Liberty International Plc, owner of MetroCentre and other U.K. malls, said the value of these properties fell in the third quarter as higher borrowing costs and stricter credit controls hurt the commercial property market.
The London-based company's 14 shopping centers were valued at 6.11 billion pounds ($12.7 billion) as of Sept. 30, down from 6.12 billion pounds three months earlier, according to a statement today. Net asset value dropped to 1,369 pence a share from 1,385 pence, said Liberty, which owns eight of Britain's 21 largest retail centers.
The decline in the value of Liberty's properties was less than the 2.9 percent drop for U.K. retail-related real estate in the third quarter, according to figures compiled by Investment Property Databank Ltd. Retail property prices in the U.K. may drop in 2007 for the first time in 12 years.
``The commercial market is getting some of the backwash of the problems in the banking sector and the domestic U.S. housing market,'' Chief Executive Officer David Fischel said today on a conference call.
Liberty shares declined 8 pence to 1,119 pence in London. The stock has fallen almost 20 percent this year, reducing the company's market value to about 4 billion pounds. The FTSE 350 Real Estate Index has dropped 34 percent during that period.
Profit excluding the value of Liberty's properties and derivatives declined to 28.5 million pounds in the third quarter from 32.1 million pounds in the previous three months.
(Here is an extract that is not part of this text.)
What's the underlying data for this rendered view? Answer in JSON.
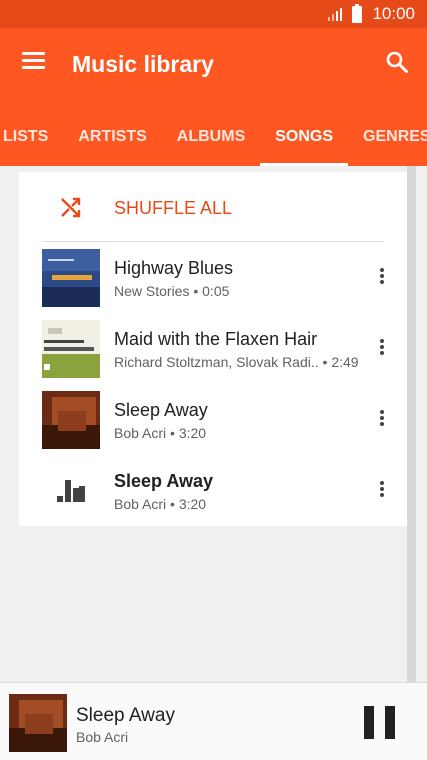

Net rental income gained 6 percent to 87.3 million pounds in the third quarter from three months earlier.
Liberty's British shopping centers, which account for three quarters of its assets and have a vacancy rate of 1.5 percent, would generate an annual rental income of 303 million pounds if they were leased at current market rates. That's a 0.4 percent increase in estimated rental value since June 30.
``The key, going forward, is going to be rental growth and these were quite weak,'' said Harm Meijer, an analyst at JPMorgan Chase & Co. Meijer said he expect no more rental growth and further declines in values of U.K. shopping centers.
Nine-month net income amounted to 407 million pounds, Liberty said, without providing a comparable figure for the year-earlier period, which included the value of its real estate investments. It was the first time Liberty released third- quarter figures.
Fischel took advantage of the peak in property prices in the second quarter to sell a 36 percent stake in the Gateshead MetroCentre, Europe's largest mall, to the Government of Singapore. That provided additional funds for acquisitions in London and other cities.
Liberty acquired Covent Garden in August 2006, a 50 percent stake in the London's Earls Court and Olympia exhibition centers formed a venture to develop offices in London's West End district, the world's most expensive business location.